Polymerase chain reaction (PCR) is generally considered to be a highly sensitive and specific method of Salmonella detection as most assays target highly conserved genes allowing for the detection of many different serotypes while minimizing cross-reaction with other common bacteria [13; 14]. The analytic sensitivity of PCR varies from 100 cfu/gram of equine feces with overnight enrichment to 1000 cfu/gram without enrichment; and PCR is generally more rapid than enriched culture, providing results within 1-2 days (versus 2-5 days) [9; 14-16]. Keep in mind that PCR does not replace the need for culture as generally we need more than a dichotomous (positive/negative) result to facilitate epidemiological investigations and on-going surveillance.

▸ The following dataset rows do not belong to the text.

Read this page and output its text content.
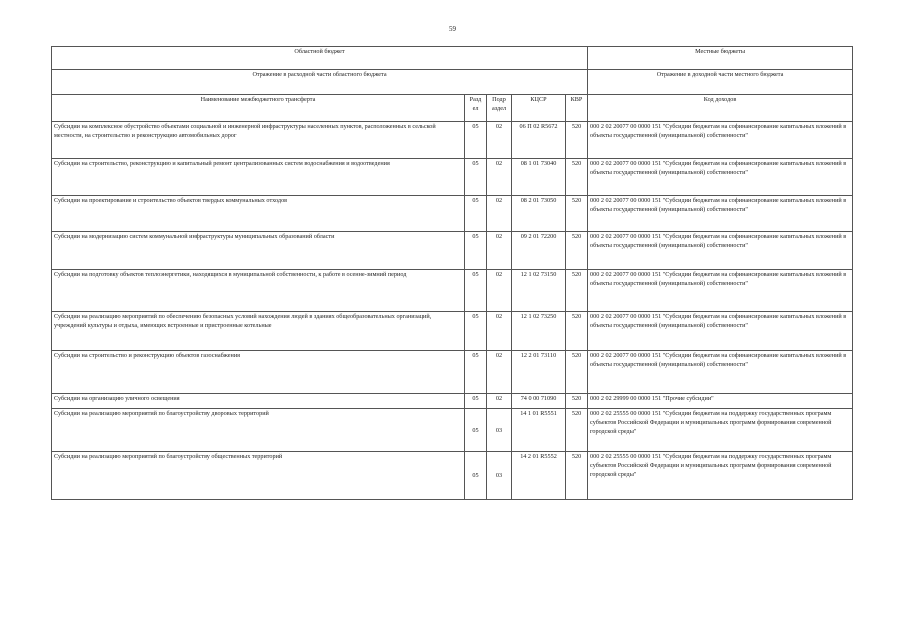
59
Областной бюджет					Местные бюджеты
Отражение в расходной части областного бюджета					Отражение в доходной части местного бюджета
Наименование межбюджетного трансферта	Разд ел	Подр аздел	КЦСР	КВР	Код доходов
Субсидии на комплексное обустройство объектами социальной и инженерной инфраструктуры населенных пунктов, расположенных в сельской местности, на строительство и реконструкцию автомобильных дорог	05	02	06 П 02 R5672	520	000 2 02 20077 00 0000 151 "Субсидии бюджетам на софинансирование капитальных вложений в объекты государственной (муниципальной) собственности"
Субсидии на строительство, реконструкцию и капитальный ремонт централизованных систем водоснабжения и водоотведения	05	02	08 1 01 73040	520	000 2 02 20077 00 0000 151 "Субсидии бюджетам на софинансирование капитальных вложений в объекты государственной (муниципальной) собственности"
Субсидии на проектирование и строительство объектов твердых коммунальных отходов	05	02	08 2 01 73050	520	000 2 02 20077 00 0000 151 "Субсидии бюджетам на софинансирование капитальных вложений в объекты государственной (муниципальной) собственности"
Субсидии на модернизацию систем коммунальной инфраструктуры муниципальных образований области	05	02	09 2 01 72200	520	000 2 02 20077 00 0000 151 "Субсидии бюджетам на софинансирование капитальных вложений в объекты государственной (муниципальной) собственности"
Субсидии на подготовку объектов теплоэнергетики, находящихся в муниципальной собственности, к работе в осенне-зимний период	05	02	12 1 02 73150	520	000 2 02 20077 00 0000 151 "Субсидии бюджетам на софинансирование капитальных вложений в объекты государственной (муниципальной) собственности"
Субсидии на реализацию мероприятий по обеспечению безопасных условий нахождения людей в зданиях общеобразовательных организаций, учреждений культуры и отдыха, имеющих встроенные и пристроенные котельные	05	02	12 1 02 73250	520	000 2 02 20077 00 0000 151 "Субсидии бюджетам на софинансирование капитальных вложений в объекты государственной (муниципальной) собственности"
Субсидии на строительство и реконструкцию объектов газоснабжения	05	02	12 2 01 73110	520	000 2 02 20077 00 0000 151 "Субсидии бюджетам на софинансирование капитальных вложений в объекты государственной (муниципальной) собственности"
Субсидии на организацию уличного освещения	05	02	74 0 00 71090	520	000 2 02 29999 00 0000 151 "Прочие субсидии"
Субсидии на реализацию мероприятий по благоустройству дворовых территорий	05	03	14 1 01 R5551	520	000 2 02 25555 00 0000 151 "Субсидии бюджетам на поддержку государственных программ субъектов Российской Федерации и муниципальных программ формирования современной городской среды"
Субсидии на реализацию мероприятий по благоустройству общественных территорий	05	03	14 2 01 R5552	520	000 2 02 25555 00 0000 151 "Субсидии бюджетам на поддержку государственных программ субъектов Российской Федерации и муниципальных программ формирования современной городской среды"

Commercially-available lateral flow immunoassays (LIAs), developed for use in food safety microbiology, are a promising practical alternative to more traditional detection methods [8; 17]. In experimentally-inoculated equine fecal samples they have been shown to have an analytic sensitivity of 4 cfu/gram of feces after 18-hrs in selective broth culture . The use of these tests does not require any specialized training or equipment – just need an incubator and pre-made media. There is some variability in the ability of LFIs to detect different strains (serotypes) of Salmonella, however their low cost, ease of use, and reliability make them an appealing option for point-of-care testing in equine practice . Follow-up culture of samples that are LFI-positive should be performed to characterize isolates and inform epidemiological investigations.
Detecting Salmonella in equine practice can be challenging – horses typically shed low numbers of organisms and tend do so intermittently [10; 11]. Regardless of the analytical sensitivity of test methods, this causes the overall detection system (i.e., sample type combined with sample processing and detection method) to have poorer epidemiological sensitivity (i.e., lower probability of detecting truly infected/shedding horses). While testing larger sample volumes will improve upon test sensitivity up to a point , testing of multiple samples may also be utilized. Interpreting multiple test results in parallel can improve the overall sensitivity of the testing strategy. Case in point, a truly positive patient is more likely to culture-positive with increased number of samples tested . In application this is generally accepted to be a minimum of 3-5 cultures obtained in a relatively short time frame – if all are negative then we can be reasonably sure that there is a low risk of Salmonella shedding . Assuming independence of test results, this equates to an estimated sensitivity of 44% for a single culture, 66% for two cultures, 82% for three cultures, and 97% for 5 cultures .
There are many different Salmonella serotypes and their distribution can change over time . Therefore, it is important to ensure that the test can detect the most commonly detected serotypes in a given geographic or practice location . Finally, it is important to use tests that have been appropriately validated for use on veterinary relevant samples.